February 9 Monday – “Isreal Putnam” (likely a pseudonym) wrote to Sam, referring to his new pen name.
Mark Twain: I received so good a compliment for you this morning that I am bound to communicate it to you. John Nugent inquired of me who Mark Twain was, and added that he had not seen so amusing a thing in newspaper literature in a long while as your letter in the Enterprise this morning. I gave him an account of you “so far as I knew.” I suppose you know that Nugent was John Phoenix’s most intimate friend. While we were talking about you, Mr. Nugent showed me an unpublished letter of the great humorist who is now in heaven. I didn’t suppose it was necessary for me to write this to you but I thought I would, because praise from Nugent is “praise from Sir Hubert Stanley,” as it were. (Oh! the last three words are original with me, you know.) But considering the critique of the Union on you the other day, I thought I would administer to you a strengthening plaster, if you felt like weakening, you know. / Yours, hoping you will not weaken, / “Isreal Putnam” [MTP]. Notes: likely a reaction to Sam’s Feb. 8 to the Enterprise. Charles A.V. Putnam was a colleague on the paper, and this may be from him.
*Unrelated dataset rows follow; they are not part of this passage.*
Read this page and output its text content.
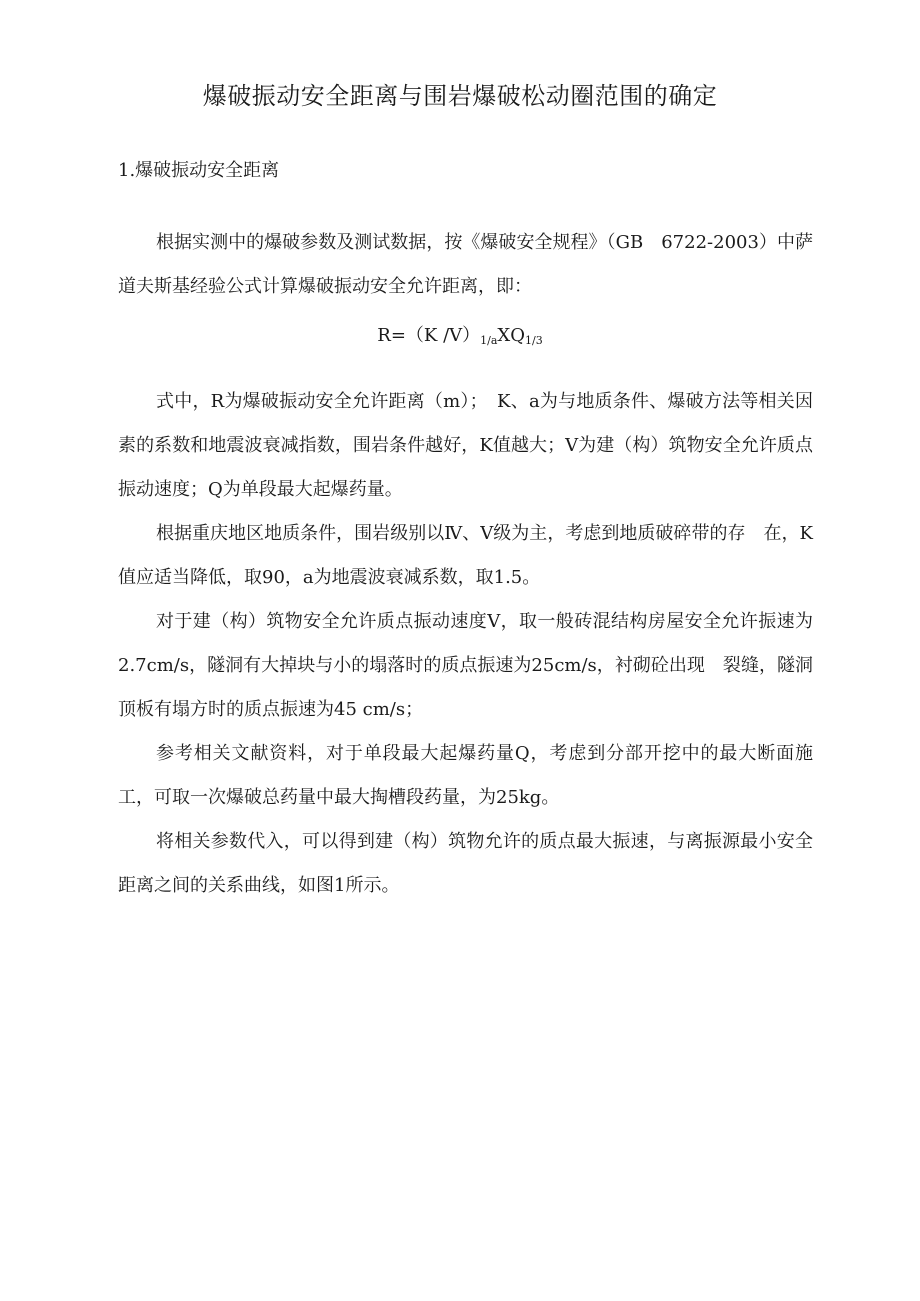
爆破振动安全距离与围岩爆破松动圈范围的确定
1.爆破振动安全距离

根据实测中的爆破参数及测试数据，按《爆破安全规程》（GB　6722-2003）中萨道夫斯基经验公式计算爆破振动安全允许距离，即：

R=（K $/V)_{1/a}XQ_{1/3}$

式中，R为爆破振动安全允许距离（m）；　K、a为与地质条件、爆破方法等相关因素的系数和地震波衰减指数，围岩条件越好，K值越大；V为建（构）筑物安全允许质点振动速度；Q为单段最大起爆药量。

根据重庆地区地质条件，围岩级别以Ⅳ、Ⅴ级为主，考虑到地质破碎带的存　在，K值应适当降低，取90，a为地震波衰减系数，取1.5。

对于建（构）筑物安全允许质点振动速度V，取一般砖混结构房屋安全允许振速为2.7cm/s，隧洞有大掉块与小的塌落时的质点振速为25cm/s，衬砌砼出现　裂缝，隧洞顶板有塌方时的质点振速为45 cm/s；

参考相关文献资料，对于单段最大起爆药量Q，考虑到分部开挖中的最大断面施工，可取一次爆破总药量中最大掏槽段药量，为25kg。

将相关参数代入，可以得到建（构）筑物允许的质点最大振速，与离振源最小安全距离之间的关系曲线，如图1所示。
The Enterprise was not published on Mondays, so the reference may refer to Feb. 8 letter, in which Twain wrote of the “Unreliable,” Clement T. Rice of the Union making an ass of himself at a wedding (so it’s possible Rice sent this letter). John Nugent (1821-1880), former owner-editor of the S.F. Herald; John Phoenix was the pen name of George Derby (1823-1861); the Stanley phrase came from a play by Thomas Morton (1764-1838) and was commonly used during the late 1800s. Twain used the phrase himself in his May 3, 1907 note to Whitelaw Reid, upon replying to Reid’s cable announcing Twain’s honorary doctor of letters degree. See entry Vol IV.
February, early – Sam stayed in Carson City for about a week, according to his Feb. 16 letter to his mother, and sister [MTL 1: 244].